Still, given his service in the Iowa National Guard, Edwards said Veterans Day has always held a special significance for him.

After graduating from high school in 1970, Edwards received a deferment to attended college in Clarinda and studied mechanical technology. After graduating in 1972, however, he was drafted.

"I spent the next 20-some years attending weekend drills and going to summer camps. We were called out for the Hormel meat strike, which we trained and luckily didn't have to participate in. I assisted in two Hamburg floods over the years and also, probably the key thing, was the Braddyville tornado 40 years ago. We were glad to serve our community at that time," Edwards said.

While serving as Commander of the 185th Rear Operations Center in Jefferson in February 2003, Edwards the rest of the center were mobilized to Kuwait and Iraq. Edwards said his unit was charged with keeping main supply routes open so soldiers could receive the equipment and supplied they needed during the war.

"Days just ran together. You didn't know what day it was. You just kept working. You were doing your job. None of us particularly wanted to be a hero. What we really wanted was to just do our job for our country and the people we served," Edwards said.

Edwards said his unit rotated back to the United States in February 2004. Edwards said their flight first touched down in the United States at 3 a.m. in Bangor, Maine.

Despite the unusual hour, Edwards said his unit was greeted at the airport by a large crowd of World War II veterans, their wives and veterans from various other wars.

"They got out of their beds at 3 o'clock in the morning to come down and shake our hands. By golly that makes you feel pretty special too, believe you me.

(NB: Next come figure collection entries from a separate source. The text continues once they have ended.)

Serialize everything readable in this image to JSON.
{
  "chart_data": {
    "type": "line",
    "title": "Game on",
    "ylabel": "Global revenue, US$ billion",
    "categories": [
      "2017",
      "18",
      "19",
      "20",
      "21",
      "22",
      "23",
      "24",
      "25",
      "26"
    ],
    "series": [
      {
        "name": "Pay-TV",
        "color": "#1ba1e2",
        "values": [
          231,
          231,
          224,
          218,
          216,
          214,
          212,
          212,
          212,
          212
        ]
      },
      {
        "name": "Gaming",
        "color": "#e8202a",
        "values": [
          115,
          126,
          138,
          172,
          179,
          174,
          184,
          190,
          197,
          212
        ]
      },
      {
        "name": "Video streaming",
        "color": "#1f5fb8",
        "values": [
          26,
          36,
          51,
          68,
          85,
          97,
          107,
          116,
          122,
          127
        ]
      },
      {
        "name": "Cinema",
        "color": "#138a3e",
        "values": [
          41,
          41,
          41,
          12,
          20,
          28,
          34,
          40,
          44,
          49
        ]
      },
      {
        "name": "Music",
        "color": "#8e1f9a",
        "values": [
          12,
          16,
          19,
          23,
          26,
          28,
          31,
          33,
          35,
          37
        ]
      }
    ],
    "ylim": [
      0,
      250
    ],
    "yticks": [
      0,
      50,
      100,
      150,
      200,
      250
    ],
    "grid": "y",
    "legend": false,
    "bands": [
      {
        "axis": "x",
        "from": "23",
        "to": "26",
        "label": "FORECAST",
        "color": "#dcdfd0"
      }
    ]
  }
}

It brings a tear to your eye and it does to me now when I think about it," Edwards said.

Regardless of when they served, Edwards said members of the United States military were willing to pay the ultimate sacrifice, if necessary, to protect their loved ones at home. That is why it is important to remember that dedication to country every Veterans Day.

"It was an honor to serve you. It was an honor for all of us to serve you," Edwards said.